小児腹痛は.小児外科クリニックで最もよく見られる疾患の一つであり.親にとっては頭の痛い問題である。乳幼児の腹痛による泣き声に親はたじたじとなり.学童期の腹痛は登校を遅らせたり.学習の妨げになることが少なくありません。小児の腹痛は.腸重積.胃腸炎.上気道感染による腹部リンパ節腫脹.胃腸機能障害.便秘などの機能障害に伴うものが一般的である。これらの疾患は.腹痛症状を内科的あるいは家庭で管理すると消失します。小児に腹痛を起こす外科的疾患のうち.器質的な疾患が多く.入院して外科的な治療で治すことが多い。これらの外科的疾患は小児患者の年齢によって特徴が異なり.乳幼児では腸重積や陥入ヘルニア.学童期では急性・慢性虫垂炎.様々な原因による腸閉塞がよく見られます。
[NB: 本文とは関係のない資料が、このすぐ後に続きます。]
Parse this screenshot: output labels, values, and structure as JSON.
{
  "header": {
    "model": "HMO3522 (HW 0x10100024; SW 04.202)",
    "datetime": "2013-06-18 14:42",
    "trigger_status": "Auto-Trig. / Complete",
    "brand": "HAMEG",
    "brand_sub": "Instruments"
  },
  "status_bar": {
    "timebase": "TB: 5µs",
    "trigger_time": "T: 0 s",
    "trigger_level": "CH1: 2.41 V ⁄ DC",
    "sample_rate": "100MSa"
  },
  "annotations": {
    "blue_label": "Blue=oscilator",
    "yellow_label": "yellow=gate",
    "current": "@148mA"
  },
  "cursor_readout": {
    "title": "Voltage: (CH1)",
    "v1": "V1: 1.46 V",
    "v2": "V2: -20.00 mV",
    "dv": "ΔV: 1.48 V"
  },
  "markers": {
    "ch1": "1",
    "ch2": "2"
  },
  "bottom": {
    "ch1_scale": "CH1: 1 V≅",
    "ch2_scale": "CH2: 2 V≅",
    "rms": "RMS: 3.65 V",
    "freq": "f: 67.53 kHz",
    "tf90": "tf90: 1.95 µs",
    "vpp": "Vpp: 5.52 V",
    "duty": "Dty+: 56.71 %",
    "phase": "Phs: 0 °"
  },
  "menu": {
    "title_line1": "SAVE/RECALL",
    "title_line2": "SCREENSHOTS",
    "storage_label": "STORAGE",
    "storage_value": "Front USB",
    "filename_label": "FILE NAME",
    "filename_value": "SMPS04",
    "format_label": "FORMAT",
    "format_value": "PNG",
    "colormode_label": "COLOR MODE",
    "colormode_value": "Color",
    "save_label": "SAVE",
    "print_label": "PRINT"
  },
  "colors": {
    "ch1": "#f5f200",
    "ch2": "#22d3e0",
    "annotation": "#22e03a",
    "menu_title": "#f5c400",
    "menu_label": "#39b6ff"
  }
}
さらに.先天性腸管奇形.腹部腫瘍.先天性水腎症.クローン病.腸結核などの疾患には珍しいものもあります。臨床症状は特異的でないことが多く.不規則な腹痛が最初の症状で.保護者の注意を十分に引けないこともあります。

小児腸閉塞の原因は.成人のそれとは異なります。成人の腸閉塞は.一般的に腹部手術や腹部外傷の既往があり.一部腫瘍によるものもあります。小児の腸閉塞の多くは.以下のような先天性奇形が原因です。メッケル憩室.腸重積奇形.腸間膜嚢胞.大網嚢胞.腸間膜裂孔ヘルニア.各種先天性索状物による内ヘルニアなどです。このような先天性奇形による小児腸閉塞は.症状が非典型的で.発症・進展が早く.術前診断が困難で.手術後に初めて原因が判明することが多く.治療が間に合わなければ死亡率も高くなります。